Kirillov structures and reduction of Hamiltonian systems by scaling and standard symmetries

TL;DR

This paper explores the reduction of symplectic Hamiltonian systems using scaling and standard symmetries, leading to Kirillov Hamiltonian systems, with results applicable to Lie groups and their Lie-Poisson structures.

Contribution

It demonstrates that reduction by commuting scaling and standard symmetries yields equivalent Kirillov Hamiltonian systems and provides a reconstruction method for such systems.

Findings

Reduction by scaling and standard symmetries produces Kirillov Hamiltonian systems.

Order of reduction (scaling then standard or vice versa) does not affect the outcome.

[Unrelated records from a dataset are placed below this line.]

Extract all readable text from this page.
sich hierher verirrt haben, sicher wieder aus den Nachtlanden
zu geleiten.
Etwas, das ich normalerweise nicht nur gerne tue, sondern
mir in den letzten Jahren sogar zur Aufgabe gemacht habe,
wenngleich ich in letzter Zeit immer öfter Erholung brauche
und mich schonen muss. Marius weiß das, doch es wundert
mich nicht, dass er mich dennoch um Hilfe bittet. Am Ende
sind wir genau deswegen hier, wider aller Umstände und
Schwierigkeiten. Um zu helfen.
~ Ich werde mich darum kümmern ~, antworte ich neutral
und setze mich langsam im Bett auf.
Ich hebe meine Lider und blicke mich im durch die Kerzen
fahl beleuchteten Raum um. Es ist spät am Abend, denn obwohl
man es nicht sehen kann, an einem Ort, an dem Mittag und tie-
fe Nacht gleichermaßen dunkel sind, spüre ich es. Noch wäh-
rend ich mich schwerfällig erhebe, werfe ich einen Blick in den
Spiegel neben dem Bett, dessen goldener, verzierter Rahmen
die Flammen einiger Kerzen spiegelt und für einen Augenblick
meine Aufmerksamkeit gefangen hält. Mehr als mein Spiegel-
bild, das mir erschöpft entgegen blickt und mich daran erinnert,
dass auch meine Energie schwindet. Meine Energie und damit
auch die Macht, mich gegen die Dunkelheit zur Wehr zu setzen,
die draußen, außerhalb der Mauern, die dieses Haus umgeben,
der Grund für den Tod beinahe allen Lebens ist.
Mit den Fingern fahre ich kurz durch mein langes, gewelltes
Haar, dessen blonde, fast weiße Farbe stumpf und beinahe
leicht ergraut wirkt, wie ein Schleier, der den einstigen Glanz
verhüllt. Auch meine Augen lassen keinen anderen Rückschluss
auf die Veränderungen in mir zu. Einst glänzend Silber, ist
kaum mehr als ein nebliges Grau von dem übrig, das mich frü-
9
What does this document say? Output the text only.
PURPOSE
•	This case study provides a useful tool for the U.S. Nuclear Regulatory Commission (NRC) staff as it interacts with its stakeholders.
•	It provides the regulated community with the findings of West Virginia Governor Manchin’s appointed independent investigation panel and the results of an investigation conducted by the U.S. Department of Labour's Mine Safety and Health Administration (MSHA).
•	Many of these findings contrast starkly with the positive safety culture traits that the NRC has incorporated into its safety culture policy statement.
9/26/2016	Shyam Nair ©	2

Application to Lie groups yields Kirillov versions of Lie-Poisson structures.

Abstract

In this paper, we discuss the reduction of symplectic Hamiltonian systems by scaling and standard symmetries which commute. We prove that such a reduction process produces a so-called Kirillov Hamiltonian system. Moreover, we show that if we reduce first by the scaling symmetries and then by the standard ones or in the opposite order, we obtain equivalent Kirillov Hamiltonian systems. In the particular case when the configuration space of the symplectic Hamiltonian system is a Lie group G, which coincides with the symmetry group, the reduced structure is an interesting Kirillov version of the Lie-Poisson structure on the dual space of the Lie algebra of G. We also discuss a reconstruction process for symplectic Hamiltonian systems which admit a scaling symmetry. All the previous results are illustrated in detail with some interesting examples.